In the world of preclinical research, bioluminescence imaging is creating a stir. Like fluorescence imaging, it enables the visualization of genetic expression and physiological processes at the molecular level in living tissues. But because there is no competing background signal, it can be used to detect much lower levels of light.
Another key difference between the two optical imaging methods is that bioluminescence does not rely on an external light source. Instead, borrowing from nature (usually a firefly), bioluminescence imaging detects light that is emitted from within experimental animals through the action of luciferase on its substrate, luciferin. Finally, because luciferase imaging requires genetic transfection, it is unlikely to ever find a place in human studies, although it can be useful for predicting human response to therapy in the early stages of drug development.
During imaging, an anesthetized mouse is placed in a dark chamber, and a photographic image is taken. Sensitive CCD cameras are used to capture the bioluminescent data, which are superimposed on the photographic image for easier interpretation.
Luciferase can be incorporated into a wide array of cells, organisms, and genes. Bioluminescence imaging has been used primarily to track tumor and immune system cells, bacterial and fungal infections, and gene expression.

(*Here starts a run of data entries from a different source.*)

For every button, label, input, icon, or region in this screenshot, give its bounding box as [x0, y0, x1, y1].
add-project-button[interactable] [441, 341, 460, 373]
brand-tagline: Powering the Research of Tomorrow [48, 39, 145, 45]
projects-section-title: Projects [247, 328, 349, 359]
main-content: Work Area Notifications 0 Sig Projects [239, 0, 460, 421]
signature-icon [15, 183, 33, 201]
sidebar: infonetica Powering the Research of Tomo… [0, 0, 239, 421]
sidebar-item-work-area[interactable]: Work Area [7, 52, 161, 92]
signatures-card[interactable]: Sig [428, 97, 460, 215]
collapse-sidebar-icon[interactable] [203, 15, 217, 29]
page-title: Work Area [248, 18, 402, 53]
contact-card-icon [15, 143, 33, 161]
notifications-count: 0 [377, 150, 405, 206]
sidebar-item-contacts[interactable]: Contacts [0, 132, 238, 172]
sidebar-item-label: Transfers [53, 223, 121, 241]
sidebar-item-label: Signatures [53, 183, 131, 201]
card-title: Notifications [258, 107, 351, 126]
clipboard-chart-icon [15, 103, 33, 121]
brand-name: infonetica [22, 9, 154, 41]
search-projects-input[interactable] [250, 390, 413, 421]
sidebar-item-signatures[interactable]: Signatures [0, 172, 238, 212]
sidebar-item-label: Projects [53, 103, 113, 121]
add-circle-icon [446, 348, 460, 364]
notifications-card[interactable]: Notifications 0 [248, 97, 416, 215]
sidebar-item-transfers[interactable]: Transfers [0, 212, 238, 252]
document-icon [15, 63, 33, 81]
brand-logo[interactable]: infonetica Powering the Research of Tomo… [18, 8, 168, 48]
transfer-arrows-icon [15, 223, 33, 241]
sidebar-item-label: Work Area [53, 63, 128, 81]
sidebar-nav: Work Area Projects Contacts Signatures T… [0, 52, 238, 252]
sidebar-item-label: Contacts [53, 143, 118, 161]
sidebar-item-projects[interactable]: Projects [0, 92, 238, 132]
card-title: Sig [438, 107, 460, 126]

Prostate tumor cells, for example, can be transfected with the luciferase gene. Once they are injected into mice, bioluminescence imaging can be used to monitor tumor growth and metastasis and to gauge the response to chemotherapy.

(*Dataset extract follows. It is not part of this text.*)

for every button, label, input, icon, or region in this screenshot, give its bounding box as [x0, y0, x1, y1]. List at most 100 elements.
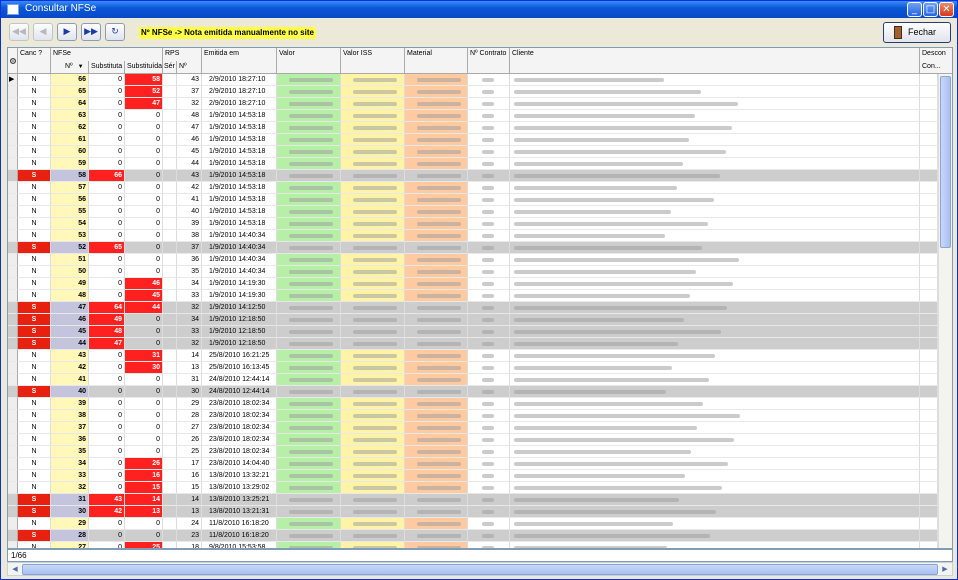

Xenogen in Alameda, CA, has even incorporated luciferase into a line of light-producing transgenic animals, including one that can detect tumor-associated angiogenesis. In this case, the gene for a vascular endothelial growth factor (VEGF) surface receptor promoter is incorporated into a mouse chromosome along with a gene for luciferase. When VEGF is secreted during angiogenesis, induction of the VEGF promoter prompts production of luciferase as well.